If there is one thing that has always been certain, it’s the government employment safety net. Though the pay may not always compete with market rates – nor should it; it is public service after all – the lucrative post-employment benefits have always played a big role in luring people into public sector jobs.

Generous benefits, namely pensions, have led to the over $1 trillion in total government unfunded pension liability. That’s equals about a quarter of total outstanding municipal pension debt. Just in Texas, the state’s public employees have accumulated about $303 billion in pension benefits.

Growing unfunded liabilities can mean downgraded credit ratings, which lead to an increased cost for borrowing. They can also mean budget crunches, leading to reduced quality of services. While officials often incorrectly cite “low” tax revenue as the problem, growing unfunded liabilities are wholly a government-imposed problem.

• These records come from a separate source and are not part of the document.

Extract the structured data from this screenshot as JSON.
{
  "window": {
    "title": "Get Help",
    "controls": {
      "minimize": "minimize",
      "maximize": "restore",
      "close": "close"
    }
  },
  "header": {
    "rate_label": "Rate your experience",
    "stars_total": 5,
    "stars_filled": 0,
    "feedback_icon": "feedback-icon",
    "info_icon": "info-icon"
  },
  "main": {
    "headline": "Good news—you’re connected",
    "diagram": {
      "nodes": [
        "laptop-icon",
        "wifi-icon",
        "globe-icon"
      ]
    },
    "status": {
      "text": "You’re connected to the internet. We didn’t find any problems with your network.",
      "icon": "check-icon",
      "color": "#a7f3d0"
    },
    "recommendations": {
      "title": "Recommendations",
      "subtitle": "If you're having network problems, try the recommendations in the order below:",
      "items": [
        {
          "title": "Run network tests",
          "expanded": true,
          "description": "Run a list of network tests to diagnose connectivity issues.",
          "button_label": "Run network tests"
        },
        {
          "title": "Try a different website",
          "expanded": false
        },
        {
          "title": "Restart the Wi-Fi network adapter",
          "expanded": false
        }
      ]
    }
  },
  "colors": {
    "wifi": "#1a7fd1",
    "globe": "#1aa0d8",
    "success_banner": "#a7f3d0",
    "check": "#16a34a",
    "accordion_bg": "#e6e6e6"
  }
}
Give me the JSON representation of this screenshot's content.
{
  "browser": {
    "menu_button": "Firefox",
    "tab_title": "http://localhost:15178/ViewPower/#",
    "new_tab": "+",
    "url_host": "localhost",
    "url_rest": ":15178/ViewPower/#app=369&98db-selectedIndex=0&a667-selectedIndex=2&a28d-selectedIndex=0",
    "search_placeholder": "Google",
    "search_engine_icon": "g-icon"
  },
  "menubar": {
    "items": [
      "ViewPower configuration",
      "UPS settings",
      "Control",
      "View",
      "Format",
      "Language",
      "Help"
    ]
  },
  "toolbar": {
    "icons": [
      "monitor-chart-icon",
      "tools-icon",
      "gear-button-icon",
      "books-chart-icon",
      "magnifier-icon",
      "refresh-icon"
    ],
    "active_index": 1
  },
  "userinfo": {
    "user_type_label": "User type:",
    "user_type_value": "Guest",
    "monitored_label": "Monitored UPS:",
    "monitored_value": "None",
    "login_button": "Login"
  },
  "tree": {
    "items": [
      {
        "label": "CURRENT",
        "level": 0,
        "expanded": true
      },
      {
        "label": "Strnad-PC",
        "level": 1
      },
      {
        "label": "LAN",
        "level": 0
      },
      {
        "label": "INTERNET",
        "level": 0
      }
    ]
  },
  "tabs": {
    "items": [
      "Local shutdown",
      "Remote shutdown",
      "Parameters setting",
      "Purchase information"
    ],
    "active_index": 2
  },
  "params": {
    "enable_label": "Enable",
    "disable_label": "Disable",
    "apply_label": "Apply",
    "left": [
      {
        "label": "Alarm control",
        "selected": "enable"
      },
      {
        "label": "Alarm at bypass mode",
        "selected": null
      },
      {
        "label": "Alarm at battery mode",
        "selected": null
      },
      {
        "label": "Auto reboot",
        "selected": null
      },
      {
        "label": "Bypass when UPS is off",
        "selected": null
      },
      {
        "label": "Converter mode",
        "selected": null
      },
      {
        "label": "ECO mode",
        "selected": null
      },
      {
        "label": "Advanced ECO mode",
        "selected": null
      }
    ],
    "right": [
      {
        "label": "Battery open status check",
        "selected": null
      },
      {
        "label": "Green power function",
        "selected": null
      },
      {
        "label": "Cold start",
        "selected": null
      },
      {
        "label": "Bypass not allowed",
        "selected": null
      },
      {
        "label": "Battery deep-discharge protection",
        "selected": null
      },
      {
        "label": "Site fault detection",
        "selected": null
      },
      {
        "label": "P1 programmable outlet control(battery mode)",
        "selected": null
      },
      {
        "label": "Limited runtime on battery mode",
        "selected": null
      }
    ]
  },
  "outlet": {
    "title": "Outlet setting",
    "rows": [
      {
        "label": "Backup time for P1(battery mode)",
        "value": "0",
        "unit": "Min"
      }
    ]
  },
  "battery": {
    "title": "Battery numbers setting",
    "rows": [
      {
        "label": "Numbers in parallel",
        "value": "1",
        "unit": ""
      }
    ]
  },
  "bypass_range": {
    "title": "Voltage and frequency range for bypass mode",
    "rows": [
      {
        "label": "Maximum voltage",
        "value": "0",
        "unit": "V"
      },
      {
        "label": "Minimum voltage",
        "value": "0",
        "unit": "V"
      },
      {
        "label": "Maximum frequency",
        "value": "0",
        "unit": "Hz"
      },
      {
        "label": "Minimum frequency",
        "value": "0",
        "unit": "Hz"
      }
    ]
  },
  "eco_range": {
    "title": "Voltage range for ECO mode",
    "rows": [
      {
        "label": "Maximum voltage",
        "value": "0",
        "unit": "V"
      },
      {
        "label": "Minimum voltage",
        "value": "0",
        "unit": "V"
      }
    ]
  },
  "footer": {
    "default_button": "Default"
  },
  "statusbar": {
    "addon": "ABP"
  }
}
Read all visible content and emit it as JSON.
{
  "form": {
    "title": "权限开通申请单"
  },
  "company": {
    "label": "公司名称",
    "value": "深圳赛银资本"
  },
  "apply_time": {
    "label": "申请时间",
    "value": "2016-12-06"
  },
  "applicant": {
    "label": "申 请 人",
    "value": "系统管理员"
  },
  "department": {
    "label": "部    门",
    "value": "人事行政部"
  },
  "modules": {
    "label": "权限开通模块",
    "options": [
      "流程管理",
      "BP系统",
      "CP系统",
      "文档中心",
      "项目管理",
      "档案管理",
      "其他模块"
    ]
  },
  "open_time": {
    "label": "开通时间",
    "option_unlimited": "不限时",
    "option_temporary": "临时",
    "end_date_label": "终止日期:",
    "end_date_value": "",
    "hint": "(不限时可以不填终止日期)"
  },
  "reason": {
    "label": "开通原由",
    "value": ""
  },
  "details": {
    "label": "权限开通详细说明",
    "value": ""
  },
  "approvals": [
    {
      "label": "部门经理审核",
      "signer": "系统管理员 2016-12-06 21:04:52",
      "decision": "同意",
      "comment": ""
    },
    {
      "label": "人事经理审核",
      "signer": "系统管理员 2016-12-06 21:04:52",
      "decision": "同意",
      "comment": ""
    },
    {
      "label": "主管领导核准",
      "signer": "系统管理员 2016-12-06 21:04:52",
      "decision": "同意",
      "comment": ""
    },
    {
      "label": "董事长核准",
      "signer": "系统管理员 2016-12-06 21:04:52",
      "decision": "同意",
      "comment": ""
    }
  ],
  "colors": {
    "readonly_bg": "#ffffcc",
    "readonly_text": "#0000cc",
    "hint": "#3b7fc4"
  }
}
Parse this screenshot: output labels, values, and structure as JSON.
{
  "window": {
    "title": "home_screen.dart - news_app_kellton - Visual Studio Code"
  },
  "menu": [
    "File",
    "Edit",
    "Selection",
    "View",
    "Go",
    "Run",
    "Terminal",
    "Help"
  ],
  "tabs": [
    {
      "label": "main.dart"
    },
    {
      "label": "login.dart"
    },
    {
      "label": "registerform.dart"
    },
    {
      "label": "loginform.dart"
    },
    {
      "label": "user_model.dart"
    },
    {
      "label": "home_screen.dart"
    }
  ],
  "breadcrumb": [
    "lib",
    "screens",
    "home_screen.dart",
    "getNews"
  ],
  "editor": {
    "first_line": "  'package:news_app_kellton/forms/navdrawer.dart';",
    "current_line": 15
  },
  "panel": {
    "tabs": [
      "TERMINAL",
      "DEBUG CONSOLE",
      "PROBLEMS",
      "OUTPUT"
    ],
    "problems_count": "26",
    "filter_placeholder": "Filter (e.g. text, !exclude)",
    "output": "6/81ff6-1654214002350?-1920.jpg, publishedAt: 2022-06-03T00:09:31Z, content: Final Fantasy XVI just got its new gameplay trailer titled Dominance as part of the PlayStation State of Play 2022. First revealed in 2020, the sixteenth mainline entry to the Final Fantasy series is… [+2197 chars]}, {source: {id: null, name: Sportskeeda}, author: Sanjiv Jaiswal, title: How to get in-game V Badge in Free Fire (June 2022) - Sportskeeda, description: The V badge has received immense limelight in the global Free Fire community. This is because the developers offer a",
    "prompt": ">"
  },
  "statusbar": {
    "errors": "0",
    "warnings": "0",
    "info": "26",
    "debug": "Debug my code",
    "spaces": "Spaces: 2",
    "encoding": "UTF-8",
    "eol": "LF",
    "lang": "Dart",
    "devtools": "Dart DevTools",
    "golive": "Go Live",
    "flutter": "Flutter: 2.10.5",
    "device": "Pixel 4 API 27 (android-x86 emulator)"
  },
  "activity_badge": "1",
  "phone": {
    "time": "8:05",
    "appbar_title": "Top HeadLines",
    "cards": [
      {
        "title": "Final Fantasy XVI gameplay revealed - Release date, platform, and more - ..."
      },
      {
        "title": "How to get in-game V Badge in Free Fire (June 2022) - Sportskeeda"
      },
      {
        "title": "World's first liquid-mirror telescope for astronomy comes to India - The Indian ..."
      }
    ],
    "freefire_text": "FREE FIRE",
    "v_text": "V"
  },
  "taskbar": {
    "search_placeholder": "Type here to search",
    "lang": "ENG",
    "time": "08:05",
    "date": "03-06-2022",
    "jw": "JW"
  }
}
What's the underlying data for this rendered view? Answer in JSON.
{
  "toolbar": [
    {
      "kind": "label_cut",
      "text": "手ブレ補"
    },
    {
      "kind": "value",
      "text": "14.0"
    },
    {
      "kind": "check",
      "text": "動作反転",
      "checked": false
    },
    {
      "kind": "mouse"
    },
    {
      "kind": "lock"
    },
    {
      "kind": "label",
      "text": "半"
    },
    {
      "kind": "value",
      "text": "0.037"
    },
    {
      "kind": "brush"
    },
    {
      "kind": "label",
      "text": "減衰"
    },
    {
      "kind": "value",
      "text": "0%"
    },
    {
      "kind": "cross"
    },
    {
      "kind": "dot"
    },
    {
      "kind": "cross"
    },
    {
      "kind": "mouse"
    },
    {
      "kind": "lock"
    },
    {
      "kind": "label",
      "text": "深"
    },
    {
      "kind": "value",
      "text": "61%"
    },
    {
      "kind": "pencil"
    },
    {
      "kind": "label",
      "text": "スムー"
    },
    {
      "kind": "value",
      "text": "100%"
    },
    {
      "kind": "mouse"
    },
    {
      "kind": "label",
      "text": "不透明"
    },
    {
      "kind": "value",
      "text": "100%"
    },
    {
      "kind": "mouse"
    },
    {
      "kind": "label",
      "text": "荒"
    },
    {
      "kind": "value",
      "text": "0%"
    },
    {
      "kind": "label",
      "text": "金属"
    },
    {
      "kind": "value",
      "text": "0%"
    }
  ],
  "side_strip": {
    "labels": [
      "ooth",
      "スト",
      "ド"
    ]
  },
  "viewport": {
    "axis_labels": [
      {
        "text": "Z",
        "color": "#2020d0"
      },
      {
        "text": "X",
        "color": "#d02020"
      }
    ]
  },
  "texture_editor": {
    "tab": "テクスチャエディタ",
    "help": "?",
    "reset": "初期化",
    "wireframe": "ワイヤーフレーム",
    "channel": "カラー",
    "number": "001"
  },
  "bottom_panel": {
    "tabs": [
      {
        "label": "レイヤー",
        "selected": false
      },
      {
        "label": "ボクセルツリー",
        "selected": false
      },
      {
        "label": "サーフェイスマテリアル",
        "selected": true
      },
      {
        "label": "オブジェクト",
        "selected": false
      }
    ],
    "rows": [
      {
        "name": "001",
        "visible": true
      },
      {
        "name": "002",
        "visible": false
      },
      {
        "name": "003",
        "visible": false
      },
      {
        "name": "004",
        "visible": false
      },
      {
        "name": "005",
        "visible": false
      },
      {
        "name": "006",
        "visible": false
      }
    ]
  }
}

As municipal budgets get tighter, local officials often battle between cutting services, debt service payments, pension payments, or the consortium of other things that come out of general fund budgets. Unfortunately for taxpayers, debt service and pension obligation payments are usually where the cuts come from, if at all.

Couple underfunding the pensions with lower-than-expected investment returns, contributions below the normal cost plus interest, poor actuarial projections, benefit changes, and changes to assumptions, and you have a recipe for ever-growing municipal and state pension debt.

Public pension funds have often erred on the side of riskier investments.

With riskier investments, the return can be higher, but in economic downturn the losses will be larger as well. As government costs have increased over the last few decades, contributions to pensions have been decreased to provide more budgetary flexibility for other expenses. It’s easier for politicians to cut future expenses than to face cutting direct spending or raising taxes. Decreases in funding meant increases in unfunded liabilities, so funds increasingly chose riskier investments in hopes of making up the difference. Despite the average investment return last year being around 5 percent, across the country assumptions in 2017 were as high as 8 percent. Three percentage points can equal millions of dollars.

Real returns are lower than expected returns, and serve as a main reason for increasing unfunded liabilities.

Another reason for the continuing growth in unfunded liabilities is the population covered by public pension plans is getting older, and active employees are increasingly becoming retirees and beneficiaries. A report on nationwide unfunded liabilities said, “the declining active to annuitant [retiree] ratio trend is a danger to the financial health of public pension funds …”

This is because contributions to pension funds go to cover current employee accruals as well as the gap in funding for retirees whose contributions weren’t made when they were active employees. To sum it up, this is a problem of a low active-to-retiree ratio.

Together, low investment returns and low contributions to the funds make up over 80 percent of the growing pension liabilities. While adjusting rates of return to more reasonable numbers would decrease outstanding unfunded liabilities, it would also engender more accurate reporting and allow more informed decision-making. At the same time, increasing contributions may put budgetary squeezes on other areas, but it would better position cities and municipalities for dealing with unfunded pension liabilities down the road.

 

Charles Blain

Charles Blain is the president of Urban Reform and Urban Reform Institute. A native of New Jersey, he is based in Houston and writes on municipal finance and other urban issues.